End behavior refers to how a function behaves as the input, or x-value, approaches extreme values such as positive or negative infinity. In the context of transcendental functions like \( f(x) = \frac{50}{e^{2x}} \), understanding the end behavior helps in predicting how the function will trend in the long term.

For our function, as \( x \) approaches positive infinity, the term \( e^{2x} \) grows extremely large at an exponential rate. Thus, the denominator becomes very large, and the whole fraction approaches zero. This illustrates the rapid decay or shrinking of \( f(x) \) towards zero.

• The limit \( \lim_{x \to \infty} \frac{50}{e^{2x}} = 0 \) clearly shows the end behavior as x grows larger.
• Conversely, as \( x \) approaches negative infinity, \( e^{2x} \) again tends to grow towards positive infinity, due to the negative sign flipping in the exponent.
• Therefore, \( \lim_{x \to -\infty} \frac{50}{e^{2x}} = 0 \) is another indication of decay.

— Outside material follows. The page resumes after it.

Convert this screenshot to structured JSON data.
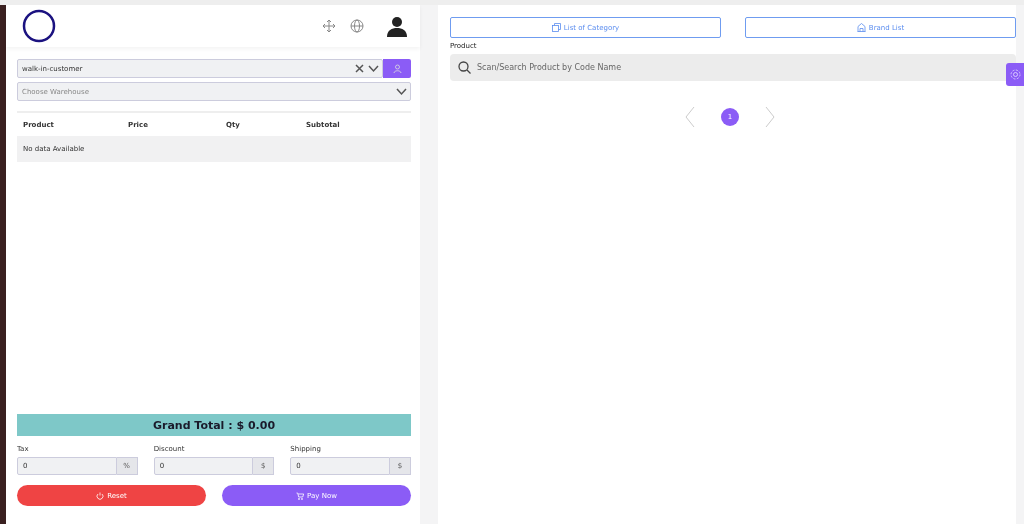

This pattern of behavior defines the function's trend as reaching toward zero, exemplifying classic behaviors of functions involving exponential components, contributing to understanding and sketching its long-term graph patterns.

Limits are a fundamental concept in calculus, used to find the value that a function approaches as the input approaches a specific point. For transcendental functions, this concept is crucial in determining end behavior and asymptotes.

In analyzing \( f(x) = \frac{50}{e^{2x}} \), calculating the limit as \( x \to \infty \) demonstrates how \( f(x) \) behaves as x grows without bounds.

• The limit \( \lim_{x \to \infty} \frac{50}{e^{2x}} \) yields a result of 0, indicating the output value diminishes.
• Similarly, for \( x \to -\infty \), the function also approaches 0, \( \lim_{x \to -\infty} \frac{50}{e^{2x}} = 0 \).

Understanding these limits gives insight into how the function behaves overall. Limits offer precise information on the approach direction of \( f(x) \) as \( x \) becomes exceedingly large or small, vital for examining its continuity and endpoints.

Horizontal asymptotes graphically represent a line that a function approaches but never touches. These are commonly found by analyzing limits as \( x \) tends towards infinity or negative infinity.

For the function \( f(x) = \frac{50}{e^{2x}} \), the previously calculated limits both approaching 0 imply the presence of a horizontal asymptote along the line \( y = 0 \).

• Since as \( x \to \infty \) and \( x \to -\infty \), \( f(x) \to 0 \), this establishes \( y = 0 \) as a horizontal asymptote.
• There are no vertical asymptotes because the exponential expression in the denominator never reaches zero; hence the function remains continuous.

Recognizing horizontal asymptotes is fundamental in graph sketches, as they guide the function’s trend at the extremes of the x-axis. They provide students with a visual cue for understanding the behavior of the function outside of center values.